Art noch niemals zuvor beschrieben

"Aquilolamna  ist ein ganz neu entdeckter Hai aus der Kreidezeit. Er sieht aus wie eine Mischung aus einem Mantarochen und einem typischen Hai", erklärt Romain Vullo von den Geowissenschaften der Universität von Rennes. "Solche Formen finden wir bei modernen Haien nicht. So eine Art war noch niemals zuvor beschrieben worden. Und bislang haben wir nur dieses eine Exemplar dieser Spezies gefunden."

Stegosaurus
Als die Dinosaurier lebten, schwamm auch der Adlerhai durch die Ozeane. Bildrechte: imago images / agefotostock

Ohne Nachfahren

Zehn Jahre lang, seit dem Fund der Kalkplatte in Mexiko, hat der Wirbeltierpaläontologe Vullo das Mischwesen und seine hundertfünfzig Knochen untersucht. Dabei stellte er sich immer wieder die Frage, welchen Spaß die Evolution sich damit getrieben haben mag. "Der Adlerhai ist einzigartig in der Geschichte der Haifische. Und es gab ihn nur gegen Ende der Kreidezeit. Er ist ausgestorben, ohne irgendwelchen modernen Nachfahren zu hinterlassen."

Adlerhai flog in der Kreidezeit über die Ozeane

In der Kreidezeit, als der Adlerhai mit seinen Schwingen durch die Ozeane flog, herrschten an Land noch die Dinosaurier. Am Ende der Kreidezeit starben sie aus – alle miteinander: die Dinos an Land, die Flugsaurier in der Luft, die Haie im Wasser. Und dann geschah das Bemerkenswerte: "Diese Formen in der Evolution wiederholen sich mitunter", erklärt Wirbeltierpaläontologe Vullo. "Die Evolution experimentiert gerne. Fische, die mit großen Flossen durch das Wasser fliegen, sind ja dann noch einmal entstanden. Zu einem späteren Zeitpunkt innerhalb der Rochen."

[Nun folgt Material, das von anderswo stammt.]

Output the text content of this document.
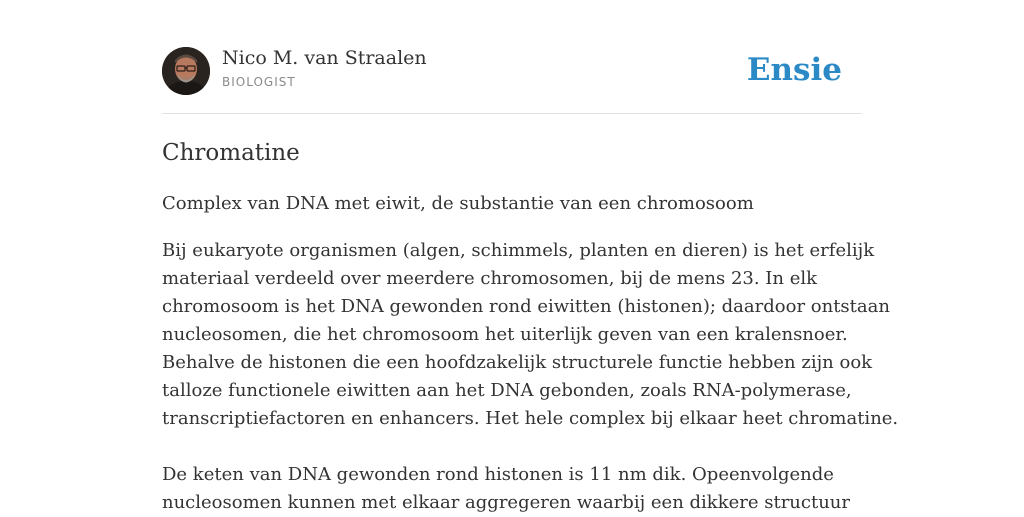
Nico M. van Straalen
BIOLOGIST	Ensie
Chromatine

Complex van DNA met eiwit, de substantie van een chromosoom

Bij eukaryote organismen (algen, schimmels, planten en dieren) is het erfelijk
materiaal verdeeld over meerdere chromosomen, bij de mens 23. In elk
chromosoom is het DNA gewonden rond eiwitten (histonen); daardoor ontstaan
nucleosomen, die het chromosoom het uiterlijk geven van een kralensnoer.
Behalve de histonen die een hoofdzakelijk structurele functie hebben zijn ook
talloze functionele eiwitten aan het DNA gebonden, zoals RNA-polymerase,
transcriptiefactoren en enhancers. Het hele complex bij elkaar heet chromatine.
De keten van DNA gewonden rond histonen is 11 nm dik. Opeenvolgende
nucleosomen kunnen met elkaar aggregeren waarbij een dikkere structuur
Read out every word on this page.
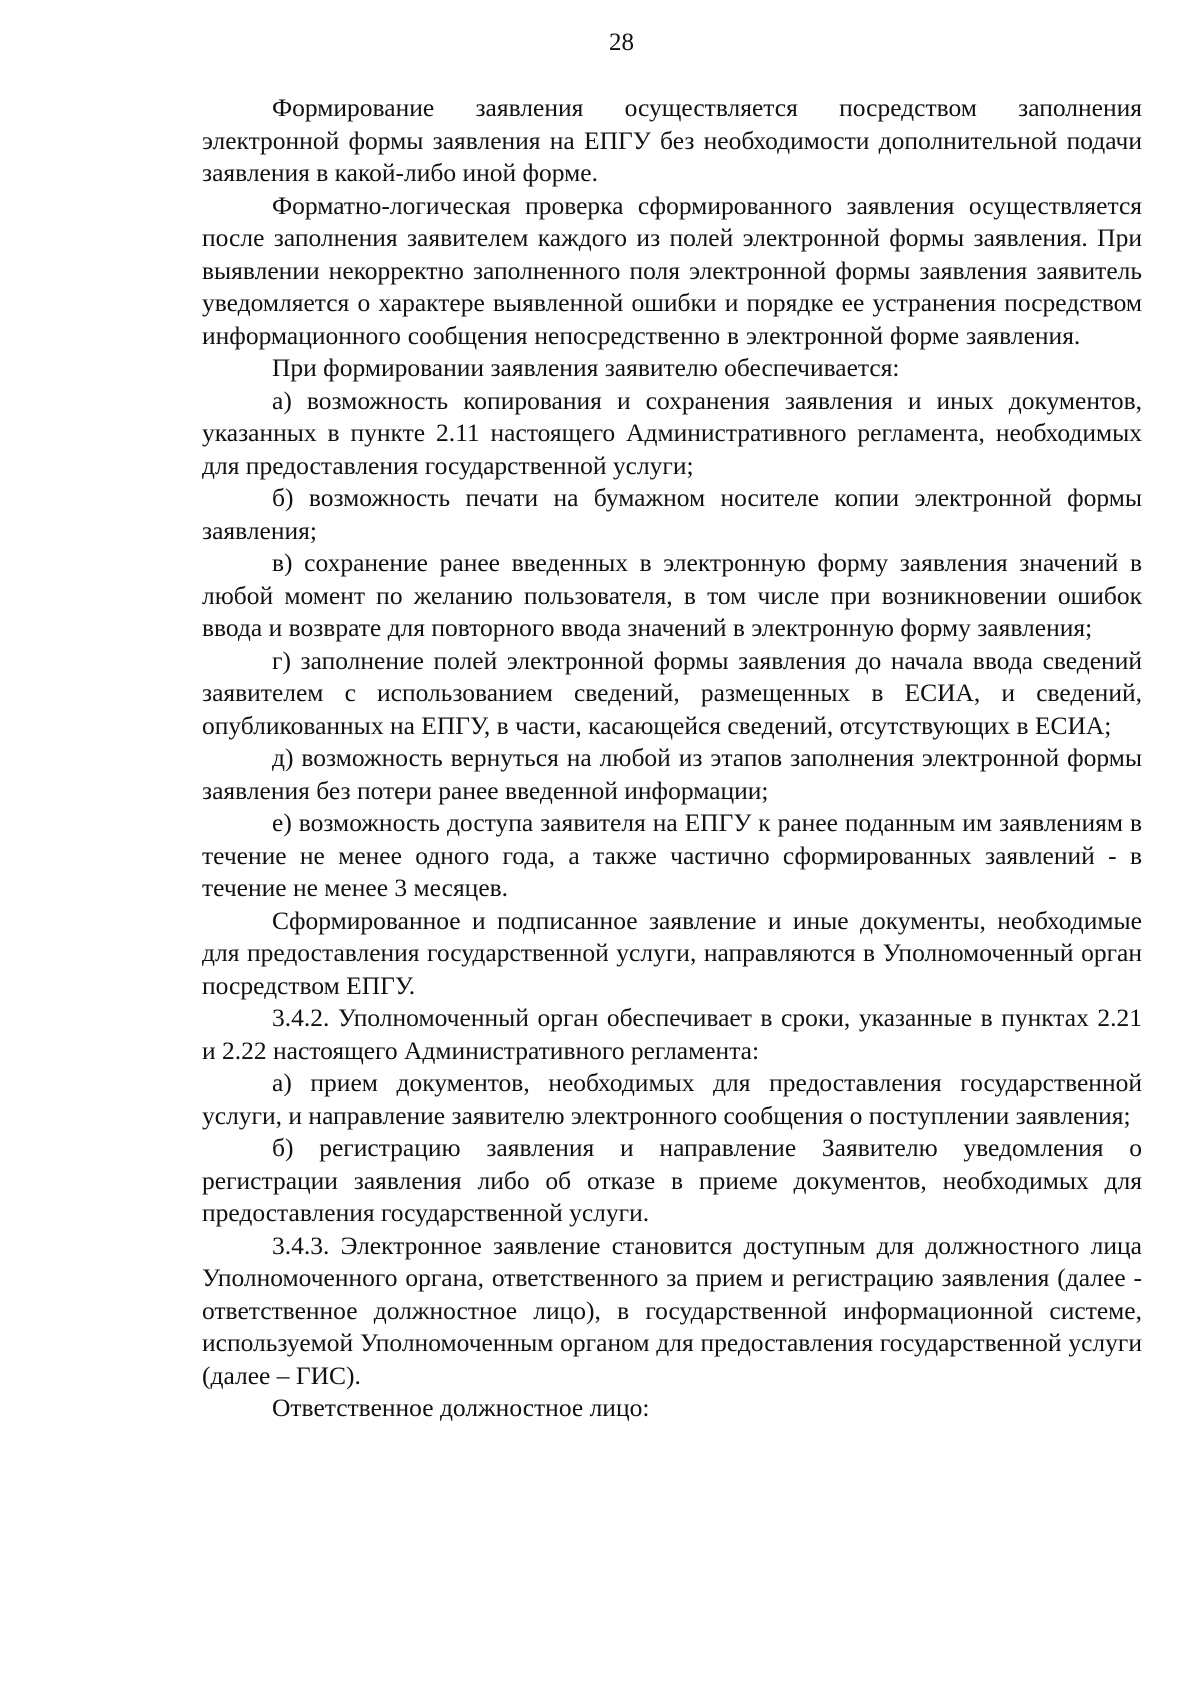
28

Формирование заявления осуществляется посредством заполнения электронной формы заявления на ЕПГУ без необходимости дополнительной подачи заявления в какой-либо иной форме.

Форматно-логическая проверка сформированного заявления осуществляется после заполнения заявителем каждого из полей электронной формы заявления. При выявлении некорректно заполненного поля электронной формы заявления заявитель уведомляется о характере выявленной ошибки и порядке ее устранения посредством информационного сообщения непосредственно в электронной форме заявления.

При формировании заявления заявителю обеспечивается:

а) возможность копирования и сохранения заявления и иных документов, указанных в пункте 2.11 настоящего Административного регламента, необходимых для предоставления государственной услуги;

б) возможность печати на бумажном носителе копии электронной формы заявления;

в) сохранение ранее введенных в электронную форму заявления значений в любой момент по желанию пользователя, в том числе при возникновении ошибок ввода и возврате для повторного ввода значений в электронную форму заявления;

г) заполнение полей электронной формы заявления до начала ввода сведений заявителем с использованием сведений, размещенных в ЕСИА, и сведений, опубликованных на ЕПГУ, в части, касающейся сведений, отсутствующих в ЕСИА;

д) возможность вернуться на любой из этапов заполнения электронной формы заявления без потери ранее введенной информации;

е) возможность доступа заявителя на ЕПГУ к ранее поданным им заявлениям в течение не менее одного года, а также частично сформированных заявлений - в течение не менее 3 месяцев.

Сформированное и подписанное заявление и иные документы, необходимые для предоставления государственной услуги, направляются в Уполномоченный орган посредством ЕПГУ.

3.4.2. Уполномоченный орган обеспечивает в сроки, указанные в пунктах 2.21 и 2.22 настоящего Административного регламента:

а) прием документов, необходимых для предоставления государственной услуги, и направление заявителю электронного сообщения о поступлении заявления;

б) регистрацию заявления и направление Заявителю уведомления о регистрации заявления либо об отказе в приеме документов, необходимых для предоставления государственной услуги.

3.4.3. Электронное заявление становится доступным для должностного лица Уполномоченного органа, ответственного за прием и регистрацию заявления (далее - ответственное должностное лицо), в государственной информационной системе, используемой Уполномоченным органом для предоставления государственной услуги (далее – ГИС).

Ответственное должностное лицо:
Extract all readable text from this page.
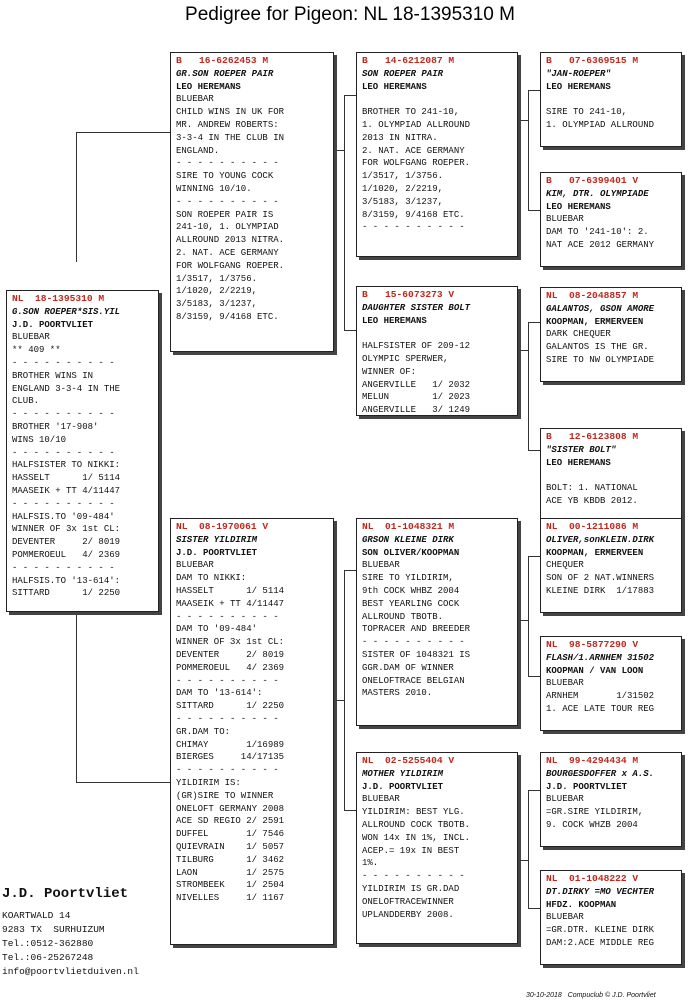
Pedigree for Pigeon: NL 18-1395310 M
NL  18-1395310 M
G.SON ROEPER*SIS.YIL
J.D. POORTVLIET
BLUEBAR
** 409 **
- - - - - - - - - -
BROTHER WINS IN
ENGLAND 3-3-4 IN THE
CLUB.
- - - - - - - - - -
BROTHER '17-908'
WINS 10/10
- - - - - - - - - -
HALFSISTER TO NIKKI:
HASSELT      1/ 5114
MAASEIK + TT 4/11447
- - - - - - - - - -
HALFSIS.TO '09-484'
WINNER OF 3x 1st CL:
DEVENTER     2/ 8019
POMMEROEUL   4/ 2369
- - - - - - - - - -
HALFSIS.TO '13-614':
SITTARD      1/ 2250
B   16-6262453 M
GR.SON ROEPER PAIR
LEO HEREMANS
BLUEBAR
CHILD WINS IN UK FOR
MR. ANDREW ROBERTS:
3-3-4 IN THE CLUB IN
ENGLAND.
- - - - - - - - - -
SIRE TO YOUNG COCK
WINNING 10/10.
- - - - - - - - - -
SON ROEPER PAIR IS
241-10, 1. OLYMPIAD
ALLROUND 2013 NITRA.
2. NAT. ACE GERMANY
FOR WOLFGANG ROEPER.
1/3517, 1/3756.
1/1020, 2/2219,
3/5183, 3/1237,
8/3159, 9/4168 ETC.
NL  08-1970061 V
SISTER YILDIRIM
J.D. POORTVLIET
BLUEBAR
DAM TO NIKKI:
HASSELT      1/ 5114
MAASEIK + TT 4/11447
- - - - - - - - - -
DAM TO '09-484'
WINNER OF 3x 1st CL:
DEVENTER     2/ 8019
POMMEROEUL   4/ 2369
- - - - - - - - - -
DAM TO '13-614':
SITTARD      1/ 2250
- - - - - - - - - -
GR.DAM TO:
CHIMAY       1/16989
BIERGES     14/17135
- - - - - - - - - -
YILDIRIM IS:
(GR)SIRE TO WINNER
ONELOFT GERMANY 2008
ACE SD REGIO 2/ 2591
DUFFEL       1/ 7546
QUIEVRAIN    1/ 5057
TILBURG      1/ 3462
LAON         1/ 2575
STROMBEEK    1/ 2504
NIVELLES     1/ 1167
B   14-6212087 M
SON ROEPER PAIR
LEO HEREMANS

BROTHER TO 241-10,
1. OLYMPIAD ALLROUND
2013 IN NITRA.
2. NAT. ACE GERMANY
FOR WOLFGANG ROEPER.
1/3517, 1/3756.
1/1020, 2/2219,
3/5183, 3/1237,
8/3159, 9/4168 ETC.
- - - - - - - - - -
B   15-6073273 V
DAUGHTER SISTER BOLT
LEO HEREMANS

HALFSISTER OF 209-12
OLYMPIC SPERWER,
WINNER OF:
ANGERVILLE   1/ 2032
MELUN        1/ 2023
ANGERVILLE   3/ 1249
NL  01-1048321 M
GRSON KLEINE DIRK
SON OLIVER/KOOPMAN
BLUEBAR
SIRE TO YILDIRIM,
9th COCK WHBZ 2004
BEST YEARLING COCK
ALLROUND TBOTB.
TOPRACER AND BREEDER
- - - - - - - - - -
SISTER OF 1048321 IS
GGR.DAM OF WINNER
ONELOFTRACE BELGIAN
MASTERS 2010.
NL  02-5255404 V
MOTHER YILDIRIM
J.D. POORTVLIET
BLUEBAR
YILDIRIM: BEST YLG.
ALLROUND COCK TBOTB.
WON 14x IN 1%, INCL.
ACEP.= 19x IN BEST
1%.
- - - - - - - - - -
YILDIRIM IS GR.DAD
ONELOFTRACEWINNER
UPLANDDERBY 2008.
B   07-6369515 M
"JAN-ROEPER"
LEO HEREMANS

SIRE TO 241-10,
1. OLYMPIAD ALLROUND
B   07-6399401 V
KIM, DTR. OLYMPIADE
LEO HEREMANS
BLUEBAR
DAM TO '241-10': 2.
NAT ACE 2012 GERMANY
NL  08-2048857 M
GALANTOS, GSON AMORE
KOOPMAN, ERMERVEEN
DARK CHEQUER
GALANTOS IS THE GR.
SIRE TO NW OLYMPIADE
B   12-6123808 M
"SISTER BOLT"
LEO HEREMANS

BOLT: 1. NATIONAL
ACE YB KBDB 2012.
NL  00-1211086 M
OLIVER,sonKLEIN.DIRK
KOOPMAN, ERMERVEEN
CHEQUER
SON OF 2 NAT.WINNERS
KLEINE DIRK  1/17883
NL  98-5877290 V
FLASH/1.ARNHEM 31502
KOOPMAN / VAN LOON
BLUEBAR
ARNHEM       1/31502
1. ACE LATE TOUR REG
NL  99-4294434 M
BOURGESDOFFER x A.S.
J.D. POORTVLIET
BLUEBAR
=GR.SIRE YILDIRIM,
9. COCK WHZB 2004
NL  01-1048222 V
DT.DIRKY =MO VECHTER
HFDZ. KOOPMAN
BLUEBAR
=GR.DTR. KLEINE DIRK
DAM:2.ACE MIDDLE REG
J.D. Poortvliet
KOARTWALD 14
9283 TX  SURHUIZUM
Tel.:0512-362880
Tel.:06-25267248
info@poortvlietduiven.nl
30-10-2018   Compuclub © J.D. Poortvliet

Evolution setzt sich bei den Rochen fort

Die Rochen machten laut Vullo also da weiter, wo der Adlerhai aufgeben musste. Bis heute gibt es  Rochen – von kleinen, aggressiven Nagelrochen bis hin zu den riesigen, harmlosen, planktonfressenden Mantas. Aquilolamna jedoch, der Hai mit den Rochenschwingen – den brachte die Evolution nicht zurück. "Es ist nur ein einziges Exemplar von diesem Tier gefunden worden", erklärt Vullo.

Rekonstruktion eines Aquilolamna milarcae
Der Adlerhai (Aquilolamna milarcae) schwamm zu der Zeit als auch die Saurier lebten durch die Ozeane. Bildrechte: Vullo et al., Science (2021)

Überreste deuten auf mehr als ein Tier hin

Bislang nicht zuordenbare Überreste deuten jedoch darauf hin, dass es mehr als ein Tier gegeben hat. "Man hat aber Zähne und Überreste gefunden von Tieren, die möglicherweise in die gleiche Gruppe gehören, von denen man vorher gar nicht wusste, wie man sie zuordnen sollte." Die Zähne des Adlerhais waren extrem klein. Er fraß wahrscheinlich Plankton, so wie seine heutigen Verwandten, der Riesenhai, der Walhai und der Riesenmaulhai. "In Nordamerika kennt man eben Zähne, Schuppen oder andere Überreste von Haien, die möglicherweise in die gleiche Gruppe der Adlerhaie gehören", sagt der Paläontologe.

Es scheint also mehr als einen Adlerhai im Laufe der Evolution gegeben zu haben – ein Mischwesen, dessen Existenz selbst Experten überrascht hat. "Die beste Fantasie reicht nicht aus, wenn man bestimme Tiere findet, die diese Fantasie sprengt", erklärt Vullo.